Large Vision-Language Models (LVLMs) are widely adopted for their strong multimodal capabilities, yet they raise serious concerns such as privacy leakage and harmful content generation. Machine unlearning has emerged as a promising solution for removing the influence of specific data from trained models. However, existing approaches largely rely on gradient-based optimization, incurring substantial computational costs for large-scale LVLMs. To address this limitation, we propose Knowledge Vector Weakening (KVW), a training-free unlearning method that directly intervenes in the full model without gradient computation. KVW identifies knowledge vectors that are activated during the model's output generation on the forget set and progressively weakens their contributions, thereby preventing the model from exploiting undesirable knowledge. Experiments on the MLLMU and CLEAR benchmarks demonstrate that KVW achieves a stable forget-retain trade-off while significantly improving computational efficiency over gradient-based and LoRA-based unlearning methods.

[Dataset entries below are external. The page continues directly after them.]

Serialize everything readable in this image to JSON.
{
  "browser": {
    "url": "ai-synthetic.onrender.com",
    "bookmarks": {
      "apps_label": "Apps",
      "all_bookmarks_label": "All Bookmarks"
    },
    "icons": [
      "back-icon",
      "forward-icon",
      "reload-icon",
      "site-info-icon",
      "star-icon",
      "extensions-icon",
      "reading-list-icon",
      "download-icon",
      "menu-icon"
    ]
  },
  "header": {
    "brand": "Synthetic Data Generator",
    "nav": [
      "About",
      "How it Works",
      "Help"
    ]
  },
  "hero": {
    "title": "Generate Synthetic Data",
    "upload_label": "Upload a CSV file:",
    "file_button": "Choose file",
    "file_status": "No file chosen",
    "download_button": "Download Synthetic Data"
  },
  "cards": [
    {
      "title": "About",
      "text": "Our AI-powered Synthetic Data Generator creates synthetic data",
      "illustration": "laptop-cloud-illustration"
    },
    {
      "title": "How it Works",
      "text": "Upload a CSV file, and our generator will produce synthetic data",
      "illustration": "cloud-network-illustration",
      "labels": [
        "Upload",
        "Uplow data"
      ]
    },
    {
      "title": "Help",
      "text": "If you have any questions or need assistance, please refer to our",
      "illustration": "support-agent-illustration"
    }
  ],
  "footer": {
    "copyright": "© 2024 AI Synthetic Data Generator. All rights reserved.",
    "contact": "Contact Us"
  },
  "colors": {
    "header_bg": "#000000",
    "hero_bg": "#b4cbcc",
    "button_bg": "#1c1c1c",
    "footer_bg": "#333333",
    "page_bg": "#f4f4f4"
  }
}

Paper Structure (26 sections, 8 equations, 9 figures, 3 tables, 1 algorithm)

This paper contains 26 sections, 8 equations, 9 figures, 3 tables, 1 algorithm.

Figures (9)

  • Figure 1: Forget accuracy (%) on CLEAR forget05 for GD and NPO under different ranks $r$. Evaluation follows a 2-fold validation protocol with hyperparameters selected on a cross-validation split and tested on a held-out split to avoid overestimation from fixed settings. The figure reveals strong rank sensitivity.

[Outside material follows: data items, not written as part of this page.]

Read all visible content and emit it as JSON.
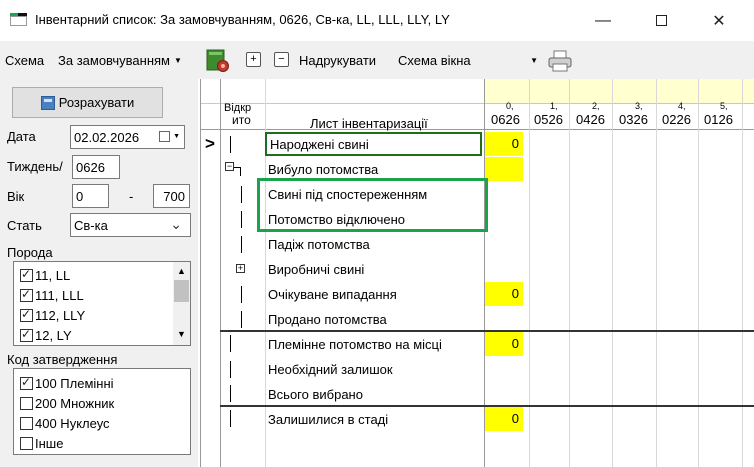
{
  "window": {
    "title": "Інвентарний список: За замовчуванням, 0626, Св-ка, LL, LLL, LLY, LY",
    "minimize": "—",
    "close": "✕"
  },
  "toolbar": {
    "scheme_label": "Схема",
    "scheme_value": "За замовчуванням",
    "print_label": "Надрукувати",
    "window_scheme": "Схема вікна",
    "btn_expand": "+",
    "btn_collapse": "−"
  },
  "left": {
    "calc_button": "Розрахувати",
    "date_label": "Дата",
    "date_value": "02.02.2026",
    "week_label": "Тиждень/",
    "week_value": "0626",
    "age_label": "Вік",
    "age_from": "0",
    "age_dash": "-",
    "age_to": "700",
    "status_label": "Стать",
    "status_value": "Св-ка",
    "breed_label": "Порода",
    "breeds": [
      {
        "label": "11, LL",
        "checked": true
      },
      {
        "label": "111, LLL",
        "checked": true
      },
      {
        "label": "112, LLY",
        "checked": true
      },
      {
        "label": "12, LY",
        "checked": true
      }
    ],
    "code_label": "Код затвердження",
    "codes": [
      {
        "label": "100 Племінні",
        "checked": true
      },
      {
        "label": "200 Множник",
        "checked": false
      },
      {
        "label": "400 Нуклеус",
        "checked": false
      },
      {
        "label": "Інше",
        "checked": false
      }
    ]
  },
  "grid": {
    "header": {
      "col_open_top": "Відкр",
      "col_open_bottom": "ито",
      "col_name": "Лист інвентаризації"
    },
    "weeks": [
      {
        "top": "0,",
        "label": "0626"
      },
      {
        "top": "1,",
        "label": "0526"
      },
      {
        "top": "2,",
        "label": "0426"
      },
      {
        "top": "3,",
        "label": "0326"
      },
      {
        "top": "4,",
        "label": "0226"
      },
      {
        "top": "5,",
        "label": "0126"
      }
    ],
    "current_row_marker": ">",
    "rows": [
      {
        "name": "Народжені свині",
        "value": "0"
      },
      {
        "name": "Вибуло потомства",
        "value": ""
      },
      {
        "name": "Свині під спостереженням",
        "value": null
      },
      {
        "name": "Потомство відключено",
        "value": null
      },
      {
        "name": "Падіж потомства",
        "value": null
      },
      {
        "name": "Виробничі свині",
        "value": null
      },
      {
        "name": "Очікуване випадання",
        "value": "0"
      },
      {
        "name": "Продано потомства",
        "value": null
      },
      {
        "name": "Племінне потомство на місці",
        "value": "0"
      },
      {
        "name": "Необхідний залишок",
        "value": null
      },
      {
        "name": "Всього вибрано",
        "value": null
      },
      {
        "name": "Залишилися в стаді",
        "value": "0"
      }
    ]
  },
  "colors": {
    "yellow": "#ffff00",
    "header_yellow": "#ffffd0",
    "highlight_green": "#1aa34a"
  }
}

  • Figure 2: Knowledge Vector Weakening. In this figure, $x_f$ and $x'_f$ denote the hidden representations of the forget input and the next layer output, respectively; $v_i$, $c_i$, and $k_i$ denote knowledge vectors, their corresponding contribution coefficients, and the associated keys. (a) Before applying KVW, forget-related knowledge vectors contribute heavily to the hidden state of the next layer, forming a dominant pathway that drives output generation. (b) After applying KVW, this dominant pathway is effectively weakened by selectively scaling down forget-related knowledge vectors.

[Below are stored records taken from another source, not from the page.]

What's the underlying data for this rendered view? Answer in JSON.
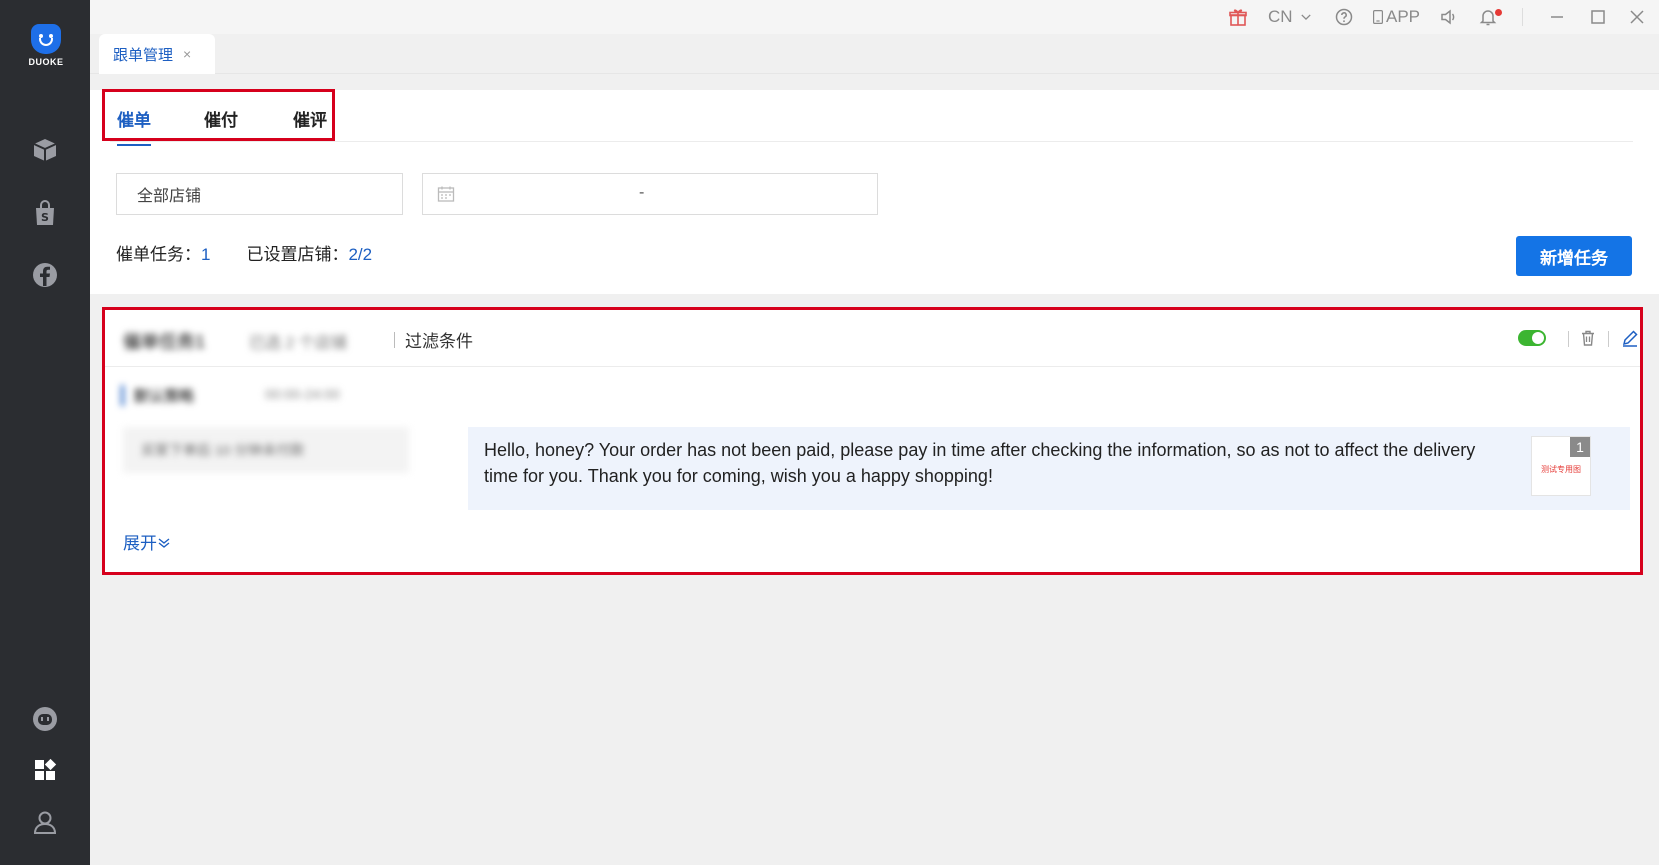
{
  "sidebar": {
    "logo_text": "DUOKE",
    "icons": [
      "box-icon",
      "shop-bag-icon",
      "facebook-icon",
      "robot-icon",
      "apps-icon",
      "user-icon"
    ]
  },
  "topbar": {
    "language": "CN",
    "app_label": "APP"
  },
  "page_tab": {
    "label": "跟单管理",
    "close": "×"
  },
  "sub_tabs": [
    {
      "label": "催单",
      "active": true
    },
    {
      "label": "催付",
      "active": false
    },
    {
      "label": "催评",
      "active": false
    }
  ],
  "filters": {
    "store": "全部店铺",
    "date_sep": "-"
  },
  "stats": {
    "task_label": "催单任务：",
    "task_count": "1",
    "store_label": "已设置店铺：",
    "store_count": "2/2"
  },
  "new_task_button": "新增任务",
  "task_card": {
    "name": "催单任务1",
    "meta": "已选 2 个店铺",
    "filter_label": "过滤条件",
    "sub_label": "默认策略",
    "sub_time": "00:00-24:00",
    "condition": "买家下单后 10 分钟未付款",
    "message": "Hello, honey? Your order has not been paid, please pay in time after checking the information, so as not to affect the delivery time for you. Thank you for coming, wish you a happy shopping!",
    "thumb_badge": "1",
    "thumb_text": "测试专用图",
    "enabled": true,
    "expand_label": "展开"
  },
  "colors": {
    "accent": "#1d5fc2",
    "button": "#1474e6",
    "highlight_outline": "#d6001c",
    "toggle_on": "#3cb531",
    "sidebar_bg": "#2b2d31"
  }
}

  • Figure 3: Comparison of computational cost across unlearning methods in terms of FLOPs, time, and memory usage. FLOPs denote the number of floating-point operations required to process a single batch. Time measures the total wall-clock time for the unlearning process over all batches. Memory indicates the maximum VRAM consumption during unlearning.
  • Figure 4: Qualitative results on identity unlearning. Red captions expose key identity information, while orange captions hallucinate incorrect identities. In contrast, green captions produce safe descriptions that avoid revealing identity. This figure shows that KVW prevents the model from relying on identity-related knowledge and leading to non-identifying visual descriptions.
  • Figure 5: Sensitivity to $\gamma$. Retain accuracy is reported as the average across Retain, RealFace, and RealWorld. The shaded region indicates the feasible range of $\gamma$ that satisfies effective forgetting under the retain constraint.